Anyway, the question of realism is even stranger if you understand that in my country there's no such thing as horror/crime/sci-fi/fantasy writers; and yet, the public here doesn't exactly like realism either. It's weird, all seems to just orbit around Fluffy novels, something in the middle of the both extremities.
 
 
Kit-Cat Club
19:56 / 15.01.03
That's interesting. Do you get much published in translation from other languages?

On originality: 'Your book is both good and original. Unfortunately, the parts that were good were not original, and the parts that were original were not good.' (Can't remember who said that - Shaw?). Original fiction isn't necessarily the same thing as good fiction; and you won't necessarily be surprised by what you read in a work of literary fiction, even if it is good. I do think it is possible for themes to be revisited by many authors without them becoming exhausted; I think each author might bring something slightly different to the theme or subject, whether that is through their style or their ideas about it, their setting, whatever. And if their depiction isn't particularly realistic, I don't think that's a problem so long as I get something out of it. I suppose it depends what you mean by realism - might help if you gave us a definition here?

I think originality/good writing isn't necessarily profitable either - I expect most publishing houses keep themselves afloat on their popular and genre lists rather than their literary lists; not that literary stuff doesn't sell, it does, and occasionally you get a huge seller (I suppose Atonement counts here, among others), just that it doesn't sell as much.

I can understand your frustration with formulaic writing, but I think it's perfectly valid to read that sort of thing if you enjoy it - there's nothing wrong with reading for enjoyment, and why take that away from people? If there really is nothing else out there, then maybe you do have a problem - but as I said above, I am totally unfamiliar with Portuguese literature, so I'll have to take your word for it...

(BTW I must admit that I think fluff has its place - quite fond of a bit of fluff myself, though I'm not a big fan of the pink love story sort - prefer children's fantasy and school stories on the whole; but I don't think a literary diet of all fluff is especially good for the brain-teeth)
 
 
The Photographer in Blowup
09:28 / 16.01.03
Funny you mention children's fantasy: already in the 19th century, one of our writers, Eça de Queiroz - he was an embassador in England then and wrote a series of letters about that country, and later collected them in Letters From England - said that one of the problems in Portugal was that there were no children books, like Alice in Wonderland, The Secret Garden, A Little Princess, and thus children's education was very harmed by that. And nowadays, we still don't have that many writers writing for children. Mostly it's all imported.

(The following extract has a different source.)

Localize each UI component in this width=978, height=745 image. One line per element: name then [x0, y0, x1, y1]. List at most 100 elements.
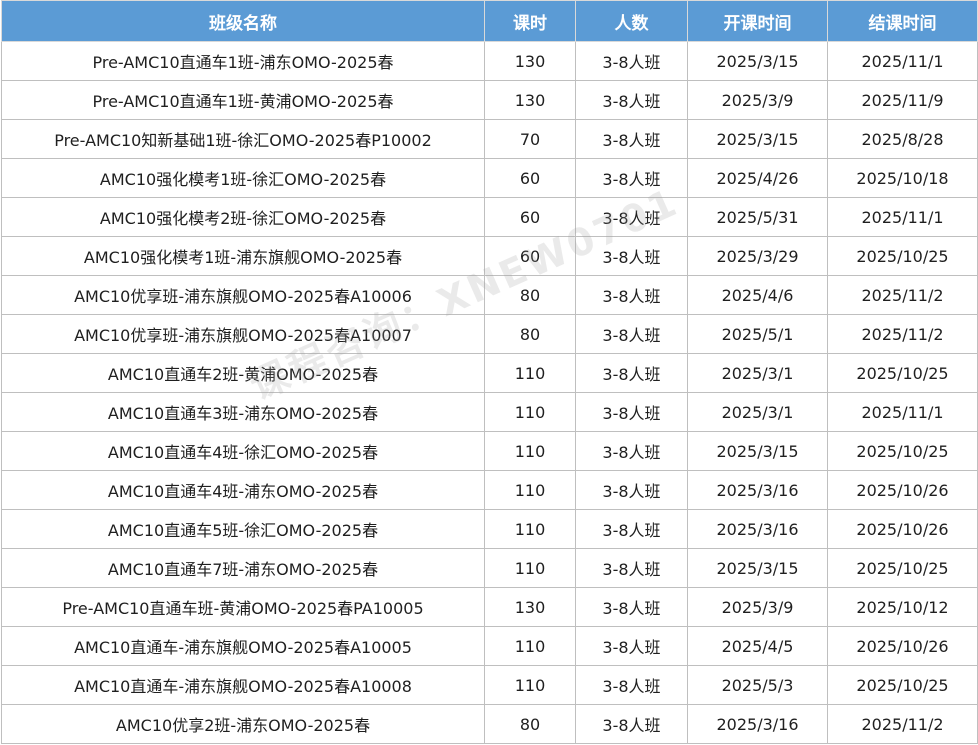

Basically, all the other genres come from translations, as we don't have writers doing anything besides Fluffy novels.

Anyway, when i read for fun, i really don't seek much realism like i intend to find in The Grapes Of Wrath: but i intend the characters to be real, as in flawed, with emotional conflicts, who suffer the consequences of their mistakes and actions; that don't win always, that things aren't drawn simply as 'good' and 'bad' - i like a bit of ambiguity - that the characters actually have to solve their problems without a Deus Ex Machina ending.

But i seldom get that; the characters are usually stereotyped, and since you've read some Fluffy pink novels too then you must know what i mean. But if that's what everyone else reads, i'm really the minority.

I think there's a market for other genres in Portugal, and there are enough translations every year, but i have to admit i never entered a shop and saw a person picking up from the shelf a novel by Stephen King, or Agatha Christie, or Irvine Welsh. So maybe it's not really a question of diversity, but Fluffy novels are really just what they want - which is even worst, i think.